As soon as 2017, the VA flagged a questionable expense. In August that year, officials asked Tagaloa to justify a $4,390 payment to ClickSound & Stage, the name of a Norwalk-based stage and sound equipment rental company.

When investigators circled back for a closer look, they found a host of suspicious payments starting as early as 2016, according to the affidavit. They allege Campbell’s account was charged $356 at Men’s Suit Outlet, $913.11 to TNT Electric Signs, $318 to A & A Towing, $1,000 for rent at “Second Samoan,” followed three days later by another $1,200 to the church.

There was a flurry of spending from Campbell’s account on one day in February 2017, the affidavit says: a total of $2,477.75 at what appear to be clothing and apparel stores like Judy Blue Jeans USA, LAJEWELRYPLAZADOTCOM and Capella Apparel Co.

More charges would follow, according to the affidavit: hundreds of dollars to restaurants and donations to local community groups along with thousands directly to Tagaloa’s church.

After their initial contact, Campbell’s family said they remained largely in the dark about how his money was being spent. Instead, they were soon plunged into a new search.

Reunion cut short

After Sounmi heard her father’s voice in 2017, the family moved quickly to reunite with him.

Managing their careers and families on the East Coast, Sounmi and her brother tapped Campbell’s sister Madena, who lives in Arizona, to visit in person. Almost immediately, she was on the road.

Campbell was still clearly struggling with schizophrenia, but he told his sister he was content living with other men in the church-owned home next to the sanctuary.

“He was happy. I mean, to the extent that he could be,” Madena said. “He liked where he was. He said, ‘These are my people.’”

But doubts crept in about his care. Madena said staff at the church asked her to buy basic items, including food and toilet paper.

“I’m like, but my brother gets a check every month—two checks, military and Social Security,” she said.

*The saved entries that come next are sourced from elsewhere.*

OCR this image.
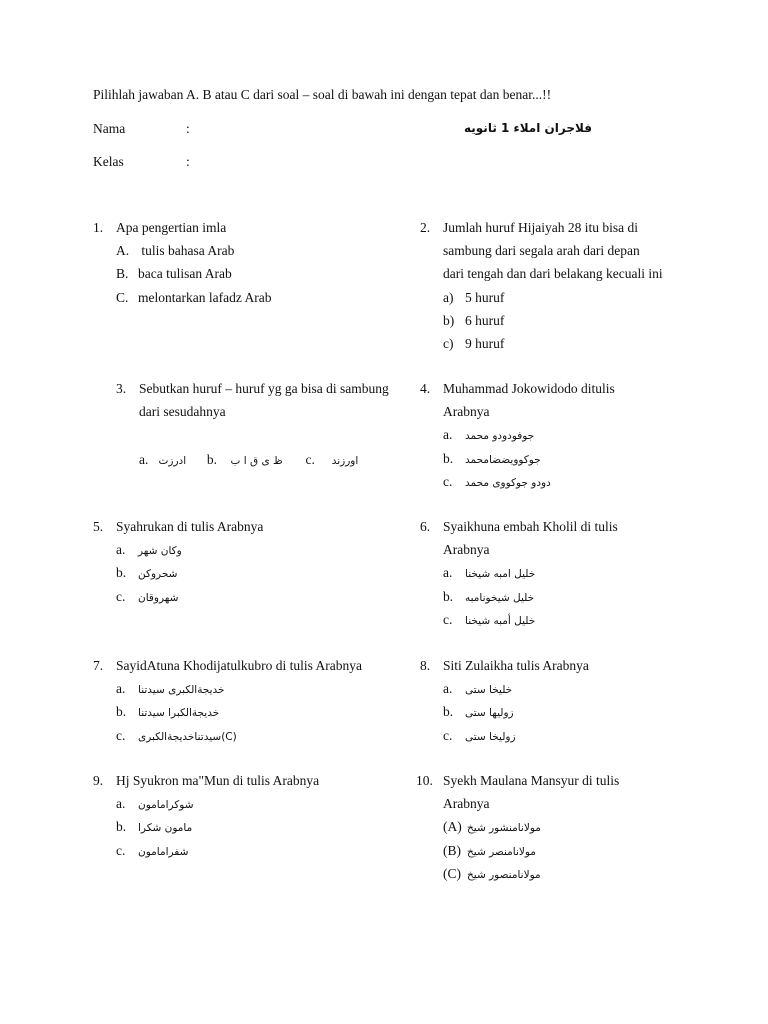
Pilihlah jawaban A. B atau C dari soal – soal di bawah ini dengan tepat dan benar...!!
Nama	:	فلاجران املاء 1 ثانويه
Kelas	:
1. Apa pengertian imla
A. tulis bahasa Arab
B. baca tulisan Arab
C. melontarkan lafadz Arab
2. Jumlah huruf Hijaiyah 28 itu bisa di
sambung dari segala arah dari depan
dari tengah dan dari belakang kecuali ini
a) 5 huruf
b) 6 huruf
c) 9 huruf
3. Sebutkan huruf – huruf yg ga bisa di sambung
dari sesudahnya
a. ادرزت b. ظ ى ق ا ب c. اورزند
4. Muhammad Jokowidodo ditulis
Arabnya
a. جوفودودو محمد
b. جوكوويضضامحمد
c. دودو جوكووى محمد
5. Syahrukan di tulis Arabnya
a. وكان شهر
b. شحروكن
c. شهروقان
6. Syaikhuna embah Kholil di tulis
Arabnya
a. خليل امبه شيخنا
b. خليل شيخونامبه
c. خليل أمبه شيخنا
7. SayidAtuna Khodijatulkubro di tulis Arabnya
a. خديجةالكبرى سيدتنا
b. خديجةالكبرا سيدتنا
c. (C)سيدتناخديجةالكبرى
8. Siti Zulaikha tulis Arabnya
a. خليخا ستى
b. زوليها ستى
c. زوليخا ستى
9. Hj Syukron ma"Mun di tulis Arabnya
a. شوكرامامون
b. مامون شكرا
c. شفرامامون
10. Syekh Maulana Mansyur di tulis
Arabnya
(A) مولانامنشور شيخ
(B) مولانامنصر شيخ
(C) مولانامنصور شيخ
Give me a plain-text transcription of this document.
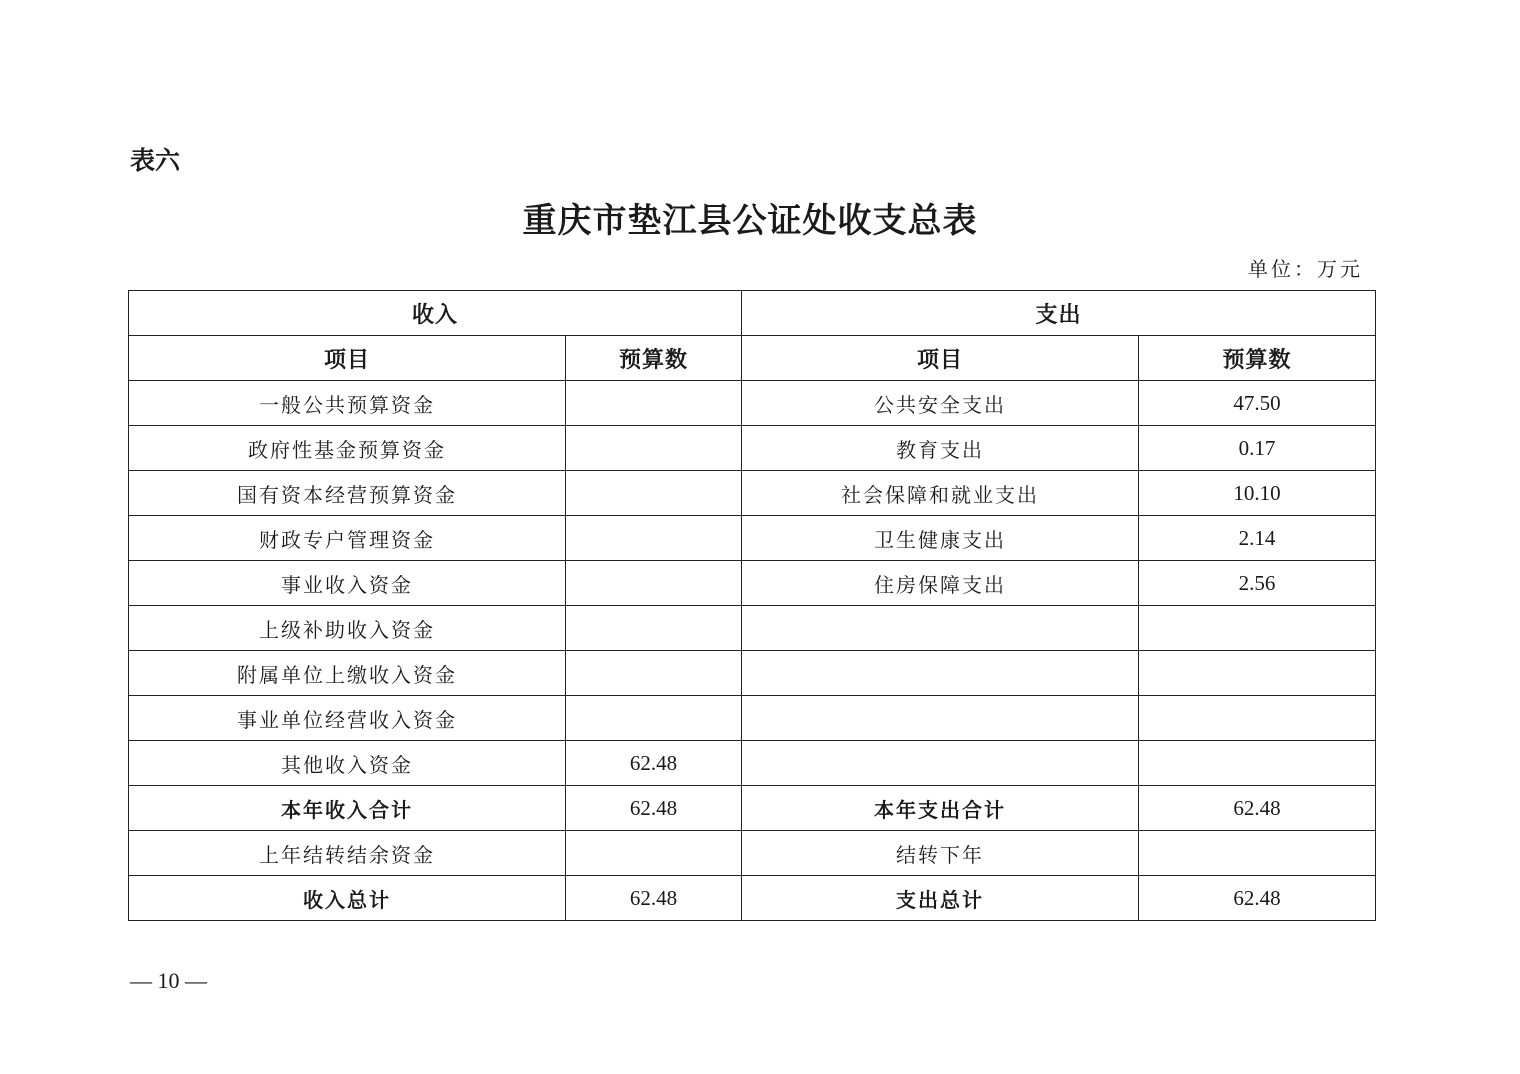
表六
重庆市垫江县公证处收支总表
单位：万元
收入		支出	
项目	预算数	项目	预算数
一般公共预算资金		公共安全支出	47.50
政府性基金预算资金		教育支出	0.17
国有资本经营预算资金		社会保障和就业支出	10.10
财政专户管理资金		卫生健康支出	2.14
事业收入资金		住房保障支出	2.56
上级补助收入资金			
附属单位上缴收入资金			
事业单位经营收入资金			
其他收入资金	62.48		
本年收入合计	62.48	本年支出合计	62.48
上年结转结余资金		结转下年	
收入总计	62.48	支出总计	62.48
— 10 —
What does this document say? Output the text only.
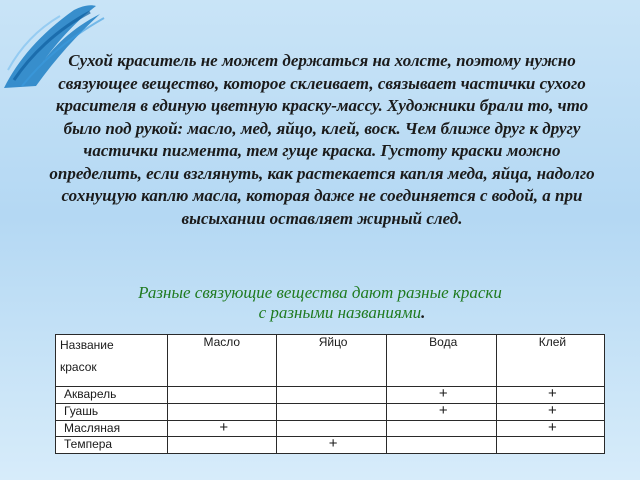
Сухой краситель не может держаться на холсте, поэтому нужно связующее вещество, которое склеивает, связывает частички сухого красителя в единую цветную краску-массу. Художники брали то, что было под рукой: масло, мед, яйцо, клей, воск. Чем ближе друг к другу частички пигмента, тем гуще краска. Густоту краски можно определить, если взглянуть, как растекается капля меда, яйца, надолго сохнущую каплю масла, которая даже не соединяется с водой, а при высыхании оставляет жирный след.

Разные связующие вещества дают разные краски
с разными названиями.
Название
красок	Масло	Яйцо	Вода	Клей
Акварель			+	+
Гуашь			+	+
Масляная	+			+
Темпера		+		
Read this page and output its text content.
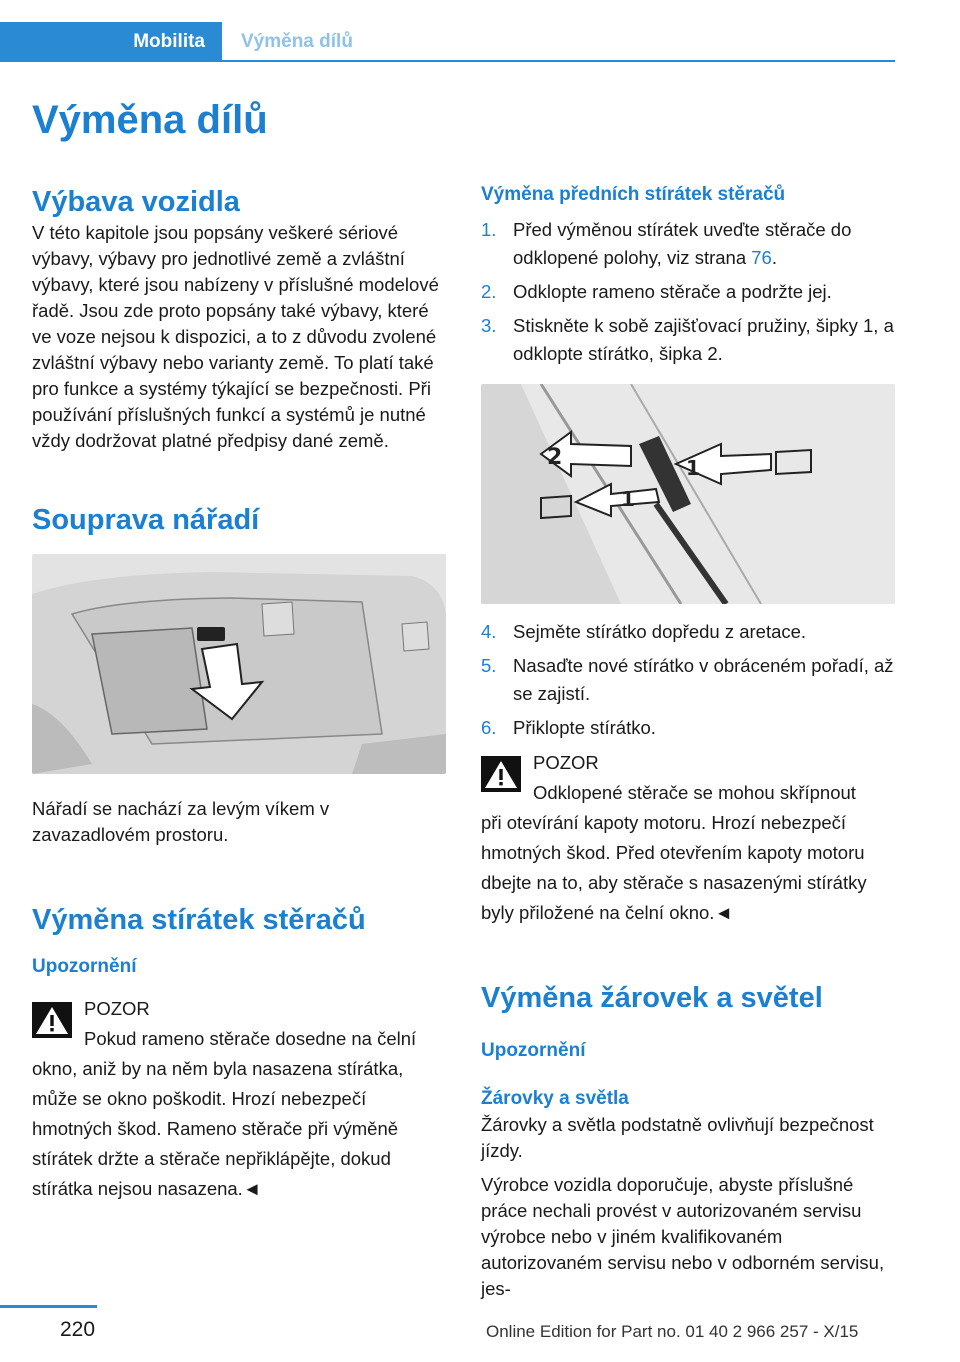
Mobilita	Výměna dílů
Výměna dílů
Výbava vozidla

V této kapitole jsou popsány veškeré sériové výbavy, výbavy pro jednotlivé země a zvláštní výbavy, které jsou nabízeny v příslušné modelové řadě. Jsou zde proto popsány také výbavy, které ve voze nejsou k dispozici, a to z důvodu zvolené zvláštní výbavy nebo varianty země. To platí také pro funkce a systémy týkající se bezpečnosti. Při používání příslušných funkcí a systémů je nutné vždy dodržovat platné předpisy dané země.

Souprava nářadí

Nářadí se nachází za levým víkem v zavazadlovém prostoru.

Výměna stírátek stěračů
Upozornění
POZOR
Pokud rameno stěrače dosedne na čelní
okno, aniž by na něm byla nasazena stírátka, může se okno poškodit. Hrozí nebezpečí hmotných škod. Rameno stěrače při výměně stírátek držte a stěrače nepřiklápějte, dokud stírátka nejsou nasazena.◄
Výměna předních stírátek stěračů
1. Před výměnou stírátek uveďte stěrače do odklopené polohy, viz strana 76.
2. Odklopte rameno stěrače a podržte jej.
3. Stiskněte k sobě zajišťovací pružiny, šipky 1, a odklopte stírátko, šipka 2.
2	1
1
4. Sejměte stírátko dopředu z aretace.
5. Nasaďte nové stírátko v obráceném pořadí, až se zajistí.
6. Přiklopte stírátko.
POZOR
Odklopené stěrače se mohou skřípnout
při otevírání kapoty motoru. Hrozí nebezpečí hmotných škod. Před otevřením kapoty motoru dbejte na to, aby stěrače s nasazenými stírátky byly přiložené na čelní okno.◄
Výměna žárovek a světel
Upozornění
Žárovky a světla

Žárovky a světla podstatně ovlivňují bezpečnost jízdy.

Výrobce vozidla doporučuje, abyste příslušné práce nechali provést v autorizovaném servisu výrobce nebo v jiném kvalifikovaném autorizovaném servisu nebo v odborném servisu, jes-

220	Online Edition for Part no. 01 40 2 966 257 - X/15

When Madena’s daughter, Patrice, insisted on going inside the home, she said she saw a bare fridge, messy bathroom and other spartan conditions for the older men living there.

Phillip Campbell in Long Beach surrounded by Patrice Stevens (bottom), Madena Stevens (second from right), and Patrice’s children. Photo courtesy Madena Stevens.

“That pastor had him sleeping on the couch,” Patrice said. “He had no room. He was in—like, his clothes were all full of urine and poop.”

Despite this, Campbell insisted on staying and Tagaloa continued to manage everything, according to Madena.

“And I wasn’t happy with how he was taken care of but, you know, that was his comfort zone,” she said. “And he didn’t want to leave.”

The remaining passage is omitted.